Mapping Scheme names to Java names

Programs use "names" to refer to various values and procedures. The definition of what is a "name" is different in different programming languages. A name in Scheme (and other Lisp-like languages) can in principle contain any character (if using a suitable quoting convention), but typically names consist of "words" (one or more letters) separated by hyphens, such as ‘make-temporary-file’. Digits and some special symbols are also used. Standard Scheme is case-insensitive; this means that the names ‘loop’, ‘Loop’, and ‘LOOP’ are all the same name. Kawa is by default case-sensitive, but we recommend that you avoid using upper-case letters as a general rule.

The Java language and the Java virtual machine uses names for classes, variables, fields and methods. Names in the Java language can contain upper- and lower-case letters, digits, and the special symbols ‘_’ and ‘$’. The Java virtual machine allows most characters, but still has some limitations. Kawa limits characters in generated names to those allowed by Java language (rather than those allowed by the virtual machine), for simplify and Java interoperatbility.

Given a name in a Scheme program, Kawa needs to map that name into a valid Java name. A typical Scheme name such as ‘make-temporary-file’ is not a valid Java name. The convention for Java names is to use "mixed-case" words, such as ‘makeTemporaryFile’. So Kawa will translate a Scheme-style name into a Java-style name. The basic rule is simple: Hyphens are dropped, and a letter that follows a hyphen is translated to its upper-case (actually "title-case") equivalent. Otherwise, letters are translated as is.

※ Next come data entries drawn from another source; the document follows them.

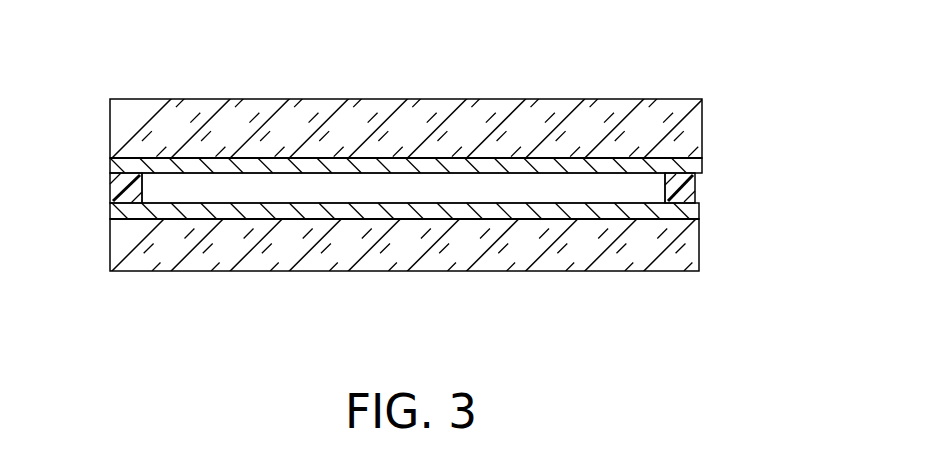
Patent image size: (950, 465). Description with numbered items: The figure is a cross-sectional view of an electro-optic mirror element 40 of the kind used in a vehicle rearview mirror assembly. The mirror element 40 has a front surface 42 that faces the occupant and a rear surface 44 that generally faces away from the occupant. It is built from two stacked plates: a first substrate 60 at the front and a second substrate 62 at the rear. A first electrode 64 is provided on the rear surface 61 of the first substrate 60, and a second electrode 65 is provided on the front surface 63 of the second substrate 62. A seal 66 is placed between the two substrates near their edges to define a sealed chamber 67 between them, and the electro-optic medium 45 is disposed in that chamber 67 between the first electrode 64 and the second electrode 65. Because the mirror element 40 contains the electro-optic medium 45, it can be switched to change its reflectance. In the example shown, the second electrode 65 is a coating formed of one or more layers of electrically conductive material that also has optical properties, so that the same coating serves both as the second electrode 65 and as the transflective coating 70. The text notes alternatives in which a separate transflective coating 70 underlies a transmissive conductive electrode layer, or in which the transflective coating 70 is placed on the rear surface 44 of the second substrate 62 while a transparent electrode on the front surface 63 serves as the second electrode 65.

The electro-optic mirror element 40 is at (406, 29).
The front surface 42 is at (630, 99).
The rear surface 44 is at (173, 271).
The electro-optic medium 45 is at (388, 192).
The first substrate 60 is at (568, 118).
The rear surface of first substrate 61 is at (110, 161).
The second substrate 62 is at (212, 244).
The front surface of second substrate 63 is at (680, 217).
The first electrode 64 is at (702, 168).
The second electrode 65 is at (480, 199).
The seal 66 is at (110, 187).
The sealed chamber 67 is at (305, 192).
The transflective coating 70 is at (690, 208).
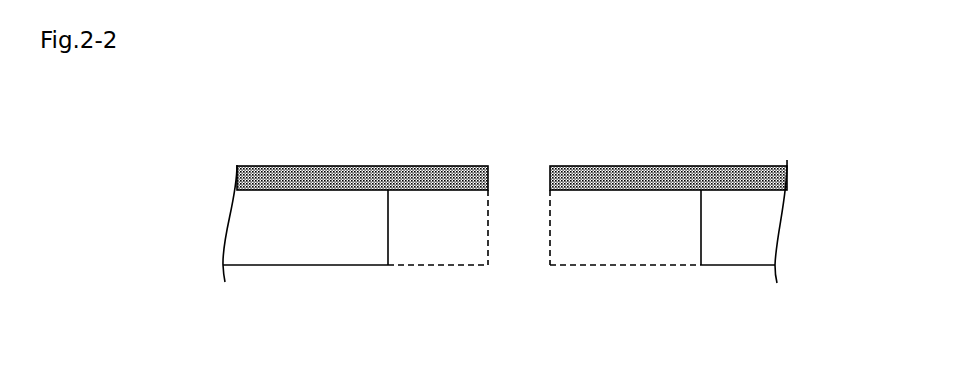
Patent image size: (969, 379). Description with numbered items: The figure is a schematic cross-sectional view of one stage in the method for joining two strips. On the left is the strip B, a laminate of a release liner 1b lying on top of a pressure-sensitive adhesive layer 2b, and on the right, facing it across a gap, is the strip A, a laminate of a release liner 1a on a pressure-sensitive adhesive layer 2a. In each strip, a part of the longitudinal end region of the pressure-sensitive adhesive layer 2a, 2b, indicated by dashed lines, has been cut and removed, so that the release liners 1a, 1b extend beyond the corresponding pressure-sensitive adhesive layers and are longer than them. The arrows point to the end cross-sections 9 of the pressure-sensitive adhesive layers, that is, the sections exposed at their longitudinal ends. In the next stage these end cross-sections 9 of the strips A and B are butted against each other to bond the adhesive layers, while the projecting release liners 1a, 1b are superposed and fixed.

The release liner 1a is at (755, 172).
The release liner 1b is at (238, 164).
The pressure-sensitive adhesive layer 2a is at (757, 238).
The pressure-sensitive adhesive layer 2b is at (260, 240).
The end cross-section 9 is at (701, 218).
The strip A is at (850, 122).
The strip B is at (158, 113).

Some special characters are handled specially. A final ‘?’ is replaced by an initialis’, with the following letter converted to titlecase. Thus ‘number?’ is converted to ‘isNumber’ (which fits with Java conventions), and ‘file-exists?’ is converted to ‘isFileExists’ (which doesn’t really). The pair ‘->’ is translated to ‘$To$’. For example ‘list->string’ is translated to ‘list$To$string’.

Some symbols are mapped to a mnemonic sequence, starting with a dollar-sign, followed by a two-character abbreviation. For example, the less-than symbol ‘<’ is mangled as ‘$Ls’. See the source code to the mangleName method in the gnu.expr.Compilation class for the full list. Characters that do not have a mnemonic abbreviation are mangled as ‘$’ followed by a four-hex-digit unicode value. For example ‘Tamil vowel sign ai’ is mangled as ‘$0bc8’.

Note that this mapping may map different Scheme names to the same Java name. For example ‘string?’, ‘String?’, ‘is-string’, ‘is-String’, and ‘isString’ are all mapped to the same Java identifier ‘isString’. Code that uses such "Java-clashing" names is not supported. There is very partial support for renaming names in the case of a clash, and there may be better support in the future. However, some of the nice features of Kawa depend on being able to map Scheme name to Java names naturally, so we urge you to not write code that "mixes" naming conventions by using (say) the names ‘open-file’ and ‘openFile’ to name two different objects.

The above mangling is used to generate Java method names. Each top-level definition is also mapped to a Java field. The name of this field is also mangled, but using a mostly reversible mapping: The Scheme function ‘file-exists?’ is mapped to the method name ‘file$Mnexists$Qu’. Because ‘$’ is used to encode special characters, you should avoid using it in names in your source file.